Jacques Olivier, qui se trouve à la tête du troisième plus important groupe de concessions automobiles au Québec, n’est pas contre l’idée. « Il serait sans doute possible de regrouper les tâches du personnel des ventes, des F&A et de la livraison en un seul poste de travail. Bien que cette transformation ne soit pas pour demain matin, je pense que nous devons nous pencher sur cette initiative qui permettrait d’offrir un service encore plus personnalisé. D’autant plus que cela pourrait aider à mieux contrer la pénurie de main-d’œuvre. » Jacques Olivier est d’ailleurs convaincu que l’introduction de technologies et l’achat en ligne vont accélérer ce changement d’approche auprès de la clientèle.

« Bien que cette transformation ne soit pas pour demain matin, je pense que nous devons nous pencher sur cette initiative qui permettrait d’offrir un service encore plus personnalisé » – Jacques Olivier, président du Groupe Olivier. 

En attendant, le concept existe déjà chez Cadillac Île Perrot. Depuis novembre 2022, la concession est devenue la toute première adresse dans l’est du pays à afficher la nouvelle image ainsi que le modèle d’affaires que souhaite véhiculer la marque de luxe de GM. « Nos clients font désormais affaire avec une seule personne de A à Z. Grâce à nos nouveaux spécialistes de la marque, nous avons éliminé le parcours traditionnel du consommateur, qui rencontrait le vendeur, le F&A, le préposé à la livraison, le directeur des ventes », raconte André Gingras, président du groupe Autoforce, propriétaire de la concession Cadillac Île Perrot.

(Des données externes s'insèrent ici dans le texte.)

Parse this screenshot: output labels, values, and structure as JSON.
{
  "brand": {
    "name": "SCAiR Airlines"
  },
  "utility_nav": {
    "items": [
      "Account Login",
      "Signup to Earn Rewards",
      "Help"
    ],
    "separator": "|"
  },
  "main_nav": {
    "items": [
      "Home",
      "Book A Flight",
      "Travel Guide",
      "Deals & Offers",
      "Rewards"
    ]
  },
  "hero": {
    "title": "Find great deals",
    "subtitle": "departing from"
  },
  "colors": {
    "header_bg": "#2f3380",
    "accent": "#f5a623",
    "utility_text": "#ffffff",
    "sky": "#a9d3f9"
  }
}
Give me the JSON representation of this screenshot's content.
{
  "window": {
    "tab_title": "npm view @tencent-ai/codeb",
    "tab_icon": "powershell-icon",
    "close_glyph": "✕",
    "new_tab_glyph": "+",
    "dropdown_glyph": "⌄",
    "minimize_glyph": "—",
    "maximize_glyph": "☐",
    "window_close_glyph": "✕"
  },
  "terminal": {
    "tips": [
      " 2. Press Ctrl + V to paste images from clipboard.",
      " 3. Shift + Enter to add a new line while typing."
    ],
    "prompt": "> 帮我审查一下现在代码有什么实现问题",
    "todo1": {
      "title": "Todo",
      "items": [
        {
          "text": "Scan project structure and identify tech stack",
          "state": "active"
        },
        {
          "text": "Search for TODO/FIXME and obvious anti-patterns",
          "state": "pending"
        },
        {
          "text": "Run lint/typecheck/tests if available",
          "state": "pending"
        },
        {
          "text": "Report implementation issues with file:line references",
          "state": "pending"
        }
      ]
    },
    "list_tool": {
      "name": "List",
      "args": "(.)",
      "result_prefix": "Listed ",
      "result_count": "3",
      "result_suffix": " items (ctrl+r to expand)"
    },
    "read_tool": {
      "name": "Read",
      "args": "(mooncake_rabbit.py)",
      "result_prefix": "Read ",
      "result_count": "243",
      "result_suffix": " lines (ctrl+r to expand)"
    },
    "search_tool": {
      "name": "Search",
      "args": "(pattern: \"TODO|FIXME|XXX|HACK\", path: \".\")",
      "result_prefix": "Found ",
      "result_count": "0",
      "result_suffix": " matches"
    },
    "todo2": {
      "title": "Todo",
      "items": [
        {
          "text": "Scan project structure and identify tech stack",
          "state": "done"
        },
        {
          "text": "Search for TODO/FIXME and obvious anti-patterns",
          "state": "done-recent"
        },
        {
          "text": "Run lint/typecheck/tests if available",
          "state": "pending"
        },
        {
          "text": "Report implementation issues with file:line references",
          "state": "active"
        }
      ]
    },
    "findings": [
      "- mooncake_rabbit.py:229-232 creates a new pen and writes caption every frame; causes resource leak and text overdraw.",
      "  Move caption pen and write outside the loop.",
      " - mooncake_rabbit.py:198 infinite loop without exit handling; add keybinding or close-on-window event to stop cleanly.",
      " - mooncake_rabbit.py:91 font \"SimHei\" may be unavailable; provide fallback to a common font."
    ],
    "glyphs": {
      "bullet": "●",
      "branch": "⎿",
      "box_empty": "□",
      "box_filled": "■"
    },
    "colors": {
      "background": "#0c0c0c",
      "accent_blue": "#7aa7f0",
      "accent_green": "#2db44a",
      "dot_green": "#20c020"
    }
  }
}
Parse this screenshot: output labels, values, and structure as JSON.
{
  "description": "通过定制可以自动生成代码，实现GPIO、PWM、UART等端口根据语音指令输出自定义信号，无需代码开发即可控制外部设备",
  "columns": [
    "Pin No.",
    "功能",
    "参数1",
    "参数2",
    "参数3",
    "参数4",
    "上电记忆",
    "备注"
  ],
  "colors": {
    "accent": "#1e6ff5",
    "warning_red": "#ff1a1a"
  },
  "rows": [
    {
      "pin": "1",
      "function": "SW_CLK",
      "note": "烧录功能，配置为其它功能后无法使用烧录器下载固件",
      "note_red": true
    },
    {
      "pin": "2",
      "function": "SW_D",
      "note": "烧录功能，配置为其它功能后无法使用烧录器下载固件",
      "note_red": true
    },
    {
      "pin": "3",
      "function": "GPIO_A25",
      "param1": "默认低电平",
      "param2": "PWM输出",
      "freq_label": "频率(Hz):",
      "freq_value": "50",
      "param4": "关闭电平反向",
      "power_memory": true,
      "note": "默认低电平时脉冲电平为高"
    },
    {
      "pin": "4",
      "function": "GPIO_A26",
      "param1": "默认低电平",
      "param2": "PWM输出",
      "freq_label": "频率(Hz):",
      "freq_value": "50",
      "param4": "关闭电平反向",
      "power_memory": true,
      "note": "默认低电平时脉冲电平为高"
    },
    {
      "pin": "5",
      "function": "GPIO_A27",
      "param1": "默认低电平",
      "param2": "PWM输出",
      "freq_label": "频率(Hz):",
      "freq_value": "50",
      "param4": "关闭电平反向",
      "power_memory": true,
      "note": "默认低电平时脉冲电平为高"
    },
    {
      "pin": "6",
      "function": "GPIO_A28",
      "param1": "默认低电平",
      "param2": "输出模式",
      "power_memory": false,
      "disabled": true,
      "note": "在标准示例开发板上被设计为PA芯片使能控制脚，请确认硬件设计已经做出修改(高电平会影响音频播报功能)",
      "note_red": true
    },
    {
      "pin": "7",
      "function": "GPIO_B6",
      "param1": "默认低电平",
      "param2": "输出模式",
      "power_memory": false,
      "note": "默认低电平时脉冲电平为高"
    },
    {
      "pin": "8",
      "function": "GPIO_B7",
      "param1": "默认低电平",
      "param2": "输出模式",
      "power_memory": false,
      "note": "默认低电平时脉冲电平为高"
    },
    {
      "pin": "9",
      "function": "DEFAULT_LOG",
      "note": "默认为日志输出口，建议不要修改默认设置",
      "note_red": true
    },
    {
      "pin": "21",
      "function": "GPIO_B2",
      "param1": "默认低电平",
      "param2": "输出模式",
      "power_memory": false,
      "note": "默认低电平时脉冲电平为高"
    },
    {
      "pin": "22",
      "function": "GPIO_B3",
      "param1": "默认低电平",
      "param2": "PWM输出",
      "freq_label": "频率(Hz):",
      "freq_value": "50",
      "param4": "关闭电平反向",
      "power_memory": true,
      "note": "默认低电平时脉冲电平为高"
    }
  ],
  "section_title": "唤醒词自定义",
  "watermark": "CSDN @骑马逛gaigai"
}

« Nous sommes toujours en période de rodage, mais jusqu’à présent, nous sommes ravis de l’expérience » – André Gingras, président du groupe Autoforce

Résultat ? « Nous sommes toujours en période de rodage, mais jusqu’à présent, nous sommes ravis de l’expérience », indique le concessionnaire Gingras. Les clients, dit-il, sont très satisfaits de la formule. « Plusieurs nous ont confié ne plus avoir l’impression de se retrouver sur une chaîne de montage. Et lorsque nos clients ont une question, ils savent qu’ils ont désormais une personne-ressource à qui s’adresser. Évidemment, quels que soient les avantages de la formule, le défi est de trouver ces personnes clés maîtrisant tous les aspects du processus », conclut André Gingras.

Jacques Olivier, président du Groupe Olivier et André Gingras, président du groupe Autoforce

 

Note de la rédaction

Comme l’illustrent les propos recueillis pour ce dossier, le concept est loin de faire l’unanimité dans l’industrie. Or, quelle que soit la prise de position face à la formule du seul contact en concession, cette dernière mérite réflexion.